Of course, these people are not stupid. Others like Romney and Giuliani were having their “conversions,” so it would take more than mere words to cut a real deal. At the top of the list was the Supreme Court, right behind which was the Vice Presidency and the GOP platform. So we ended up with Sarah Barracuda.

The Tightrope

This Devil’s Bargain will make it extremely difficult for john McCain to govern. He must perform the equivalent of a political high wire act that few if any Presidents have faced. Somehow he will have to walk a slippery rope between his rabid base and what is shaping up to be a Democratic Congress–or at best a narrow GOP majority.

McCain has successfully walked the tightrope before, but never was it this slippery or this high, for he managed the feat only on issues that were not at the top of either party’s bases. The GOP fanatics are already grumbling that George W. Bush, like his father, never accomplished the Counterrevolutionary agenda. The Democrats, having been tricked and arm-twisted into supporting Alito and the Iraq War, will not give in so easily this time.

Meanwhile the budget and foreign policy messes George W. Bush has left behind are already emitting a stench, the likes of which has never been seen in American history. To further complicate McCain’s task, the neocons want control of foreign policy and Norquist and the religious right want their pound of flesh.

Contrary to bringing us together a McCain Presidency has the potential to tear us apart. Like the government itself he just has too many debts to pay and not enough cash to pay for them. I am certain that some highly-placed Republicans have already told McCain that if he fails to carry out the bargain they will run Palin against him in 2012. Meanwhile with Obama losing what will be a brutal campaign with undertones of racism the Democrats, particularly on the left, will be out for blood.

The Wedge

A McCain victory would push a wedge between the left and right that will worsen rather than heal the Washington gridlock. A more pragmatic politician than McCain might cut a deal with the DLC and the Democratic Blue Dogs that might allow him to govern, but McCain is not one to break his bargain with the Counterrevolution.

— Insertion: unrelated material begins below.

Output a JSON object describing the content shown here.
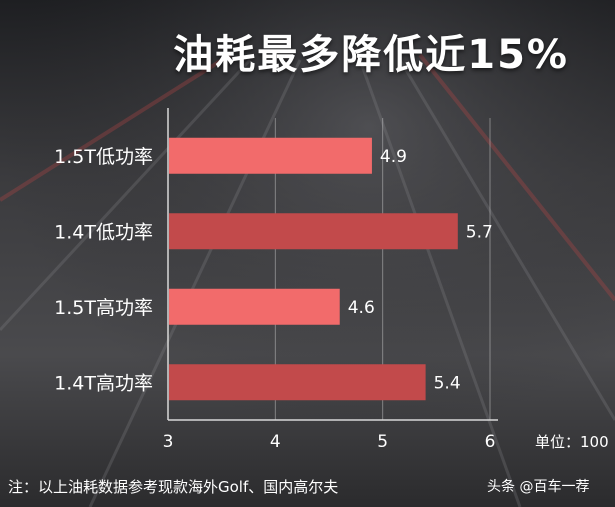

If the wedge deepens the divisions, a lot of Americans will become even more fed up with the ideologues on both sides. We’ve had of culture wars before, but the only ones that approach this one are the struggles that put Andrew Jackson in the White House, the Civil War, and the battle between progressives and the tycoons at the turn of the nineteenth century. Jackson, Lincoln and Wilson made no bargains like McCain. You also are talking about three of our greatest Presidents. Instead McCain promises to be more like a Buchanan or a Taft, which also means he possibly will be a one-term President.

The Prognosis

The faces on the GOP delegates said it all: their support for John McCain is at best lukewarm. Throughout his somewhat rambling yet also moving speech they waited for him to throw them the red meat the Barracuda had served up the night before as if she could not wait to do to the liberals what she did to her enemies in Wasilla.

They never got what they wanted. They clapped and cheered, almost as if on cue. They won’t be so nice if John McCain takes up residence at 1600 Pennsylvania Avenue.

So ironically we have factions of both parties who hope the nominee loses. That will make for an interesting race. Maybe if the zealots sit this one out, we might just get through the culture wars.